Jean Chrétien et Jean Pelletier. (Photos PC)

Les jugements rendus jeudi par le juge Max Teitelbaum, de la Cour fédérale, revêtent évidemment une grande importance pour l'ancien premier ministre Jean Chrétien et son chef de cabinet de l'époque, Jean Pelletier. Mais ils sont aussi très importants pour les citoyens touchés par une enquête publique et pour les responsables des politiques dont les décisions peuvent être influencées par les conclusions et les recommandations de telles enquêtes.

MM. Chrétien et Pelletier s'adressent aux tribunaux depuis deux ans et demi dans l'espoir d'obtenir réparation pour les conclusions injustes et erronées concernant leur rôle et leur responsabilité dans l'affaire des commandites.
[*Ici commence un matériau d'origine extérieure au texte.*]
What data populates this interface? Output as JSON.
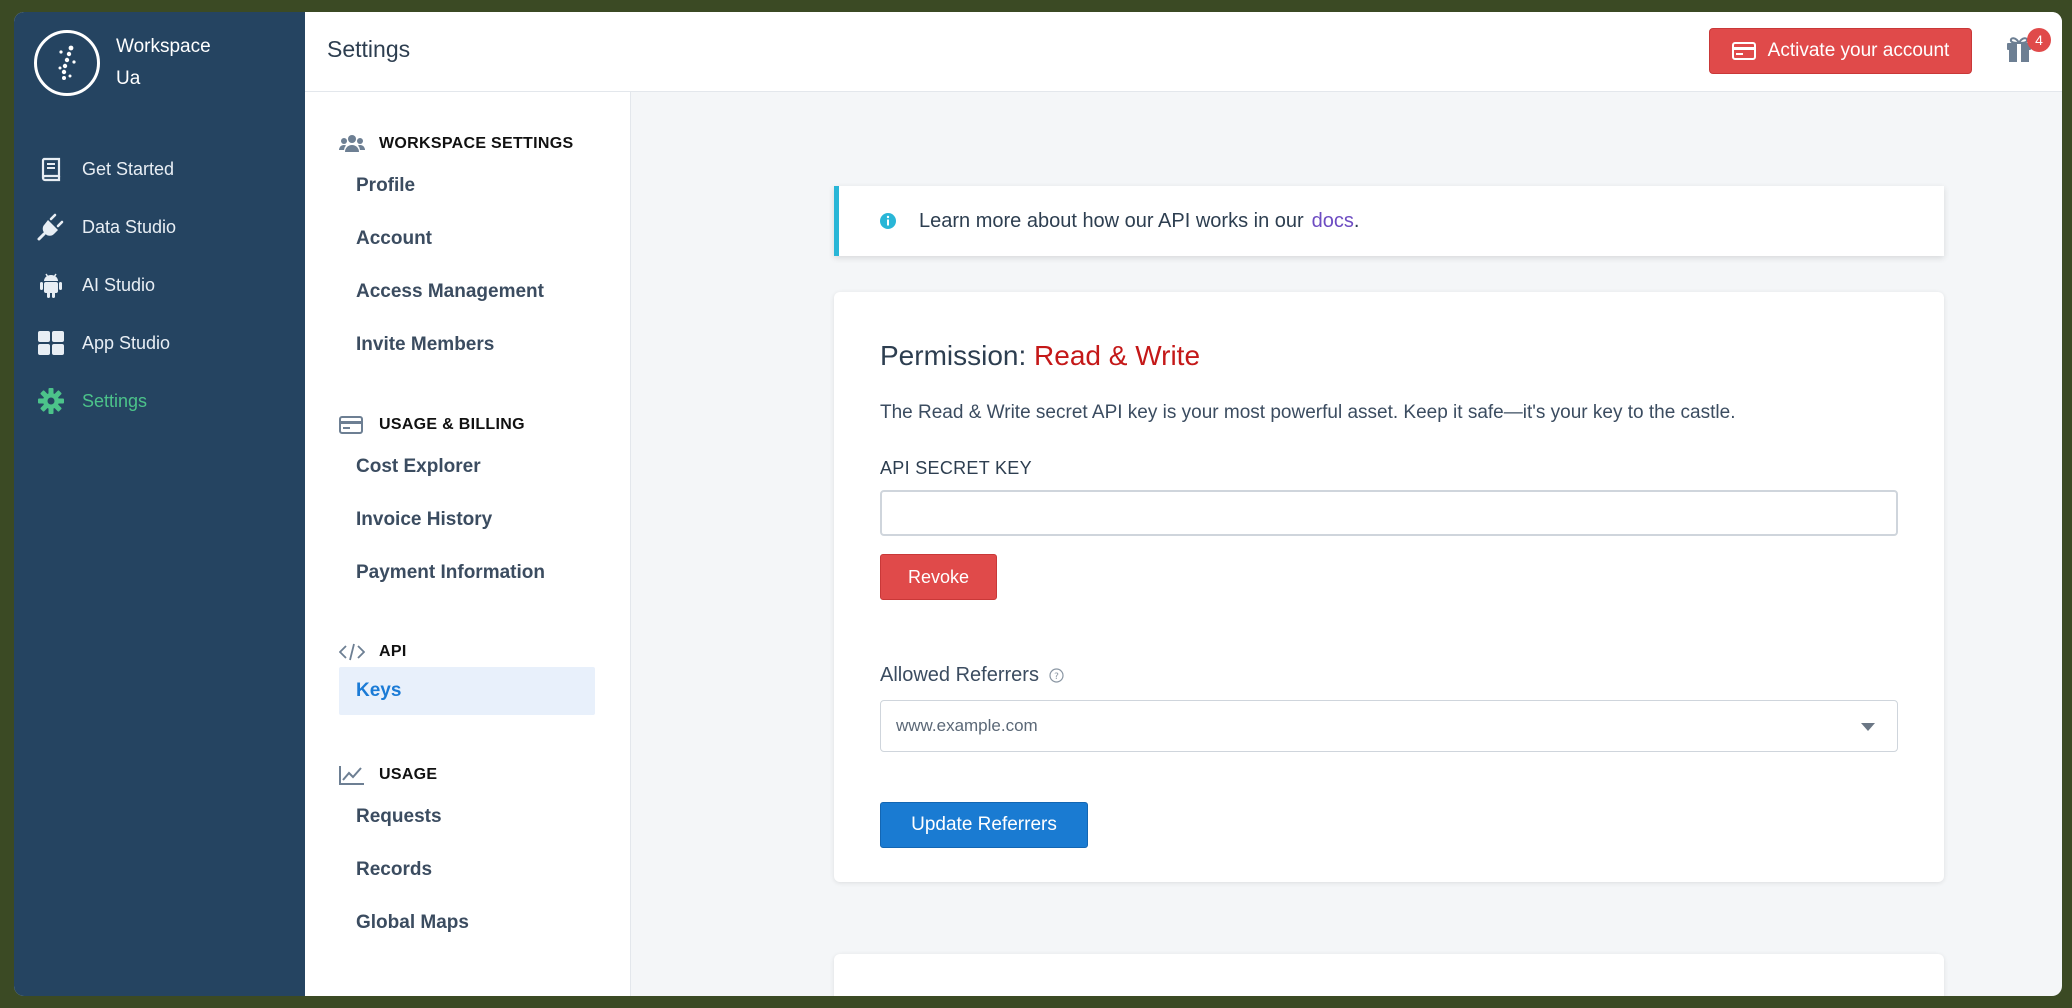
{
  "workspace": {
    "name_line1": "Workspace",
    "name_line2": "Ua"
  },
  "nav": {
    "items": [
      {
        "label": "Get Started",
        "icon": "book-icon"
      },
      {
        "label": "Data Studio",
        "icon": "plug-icon"
      },
      {
        "label": "AI Studio",
        "icon": "android-icon"
      },
      {
        "label": "App Studio",
        "icon": "grid-icon"
      },
      {
        "label": "Settings",
        "icon": "gear-icon",
        "active": true
      }
    ]
  },
  "header": {
    "title": "Settings",
    "activate_label": "Activate your account",
    "gift_badge": "4"
  },
  "subnav": {
    "workspace_settings": {
      "title": "WORKSPACE SETTINGS",
      "items": [
        "Profile",
        "Account",
        "Access Management",
        "Invite Members"
      ]
    },
    "usage_billing": {
      "title": "USAGE & BILLING",
      "items": [
        "Cost Explorer",
        "Invoice History",
        "Payment Information"
      ]
    },
    "api": {
      "title": "API",
      "items": [
        "Keys"
      ]
    },
    "usage": {
      "title": "USAGE",
      "items": [
        "Requests",
        "Records",
        "Global Maps"
      ]
    }
  },
  "info": {
    "text": "Learn more about how our API works in our",
    "link": "docs",
    "suffix": "."
  },
  "card": {
    "permission_label": "Permission:",
    "permission_value": "Read & Write",
    "description": "The Read & Write secret API key is your most powerful asset. Keep it safe—it's your key to the castle.",
    "key_label": "API SECRET KEY",
    "key_value": "",
    "revoke_label": "Revoke",
    "referrers_label": "Allowed Referrers",
    "referrers_placeholder": "www.example.com",
    "update_label": "Update Referrers"
  },
  "colors": {
    "nav_bg": "#254461",
    "accent_green": "#4cc38a",
    "danger": "#e04a4a",
    "primary": "#1a7bd2",
    "info": "#29b6d7",
    "permission": "#c41818"
  }
}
Tout en affirmant que les deux hommes n'avaient pas personnellement commis d'actes répréhensibles, le commissaire Gomery avait conclu qu'ils devaient être tenus responsables de la mauvaise gestion du programme des commandites parce que le premier ministre aurait demandé à M. Pelletier de diriger ce programme à partir du Bureau du premier ministre. Le tribunal a écarté ces conclusions factuelles sans fondement, ordonnant que "les conclusions qui figurent dans le rapport ... et qui ont trait au demandeur(s) (MM. Chrétien et Pelletier) sont infirmées".
MM. Chrétien et Pelletier ont été complètement innocentés. Leur réputation n'a pas été souillée par le blâme d'une commission d'enquête. M. le juge Teitelbaum a conclu qu'ils devaient être innocentés à cause des commentaires injustes, accusateurs et non étayés, formulés par M. Gomery et son porte-parole durant les audiences et après, de même qu'en raison de la "préoccupation à l'égard des médias" manifestée par le commissaire. Le tribunal conclut:
"La nature des commentaires faits aux médias est telle qu'aucune personne raisonnable ... ne pourrait conclure que le commissaire trancherait les questions en litige de manière équitable."
Le commissaire doit, d'abord et avant tout, déterminer les faits - découvrir ce qui s'est passé pour satisfaire l'intérêt public et prendre de sages décisions dans le but d'éviter des problèmes à l'avenir. Les juges, et les commissaires, peuvent commettre et commettent effectivement des erreurs. Nous connaissons tous des situations où les tribunaux ont, dans des causes importantes, erronément conclu à la culpabilité d'un innocent. Un enquêteur qui a des idées préconçues quant à la nature des faits - avant même d'avoir examiné la preuve - aura tendance à interpréter les informations qui lui sont soumises de manière à appuyer ses conclusions initiales.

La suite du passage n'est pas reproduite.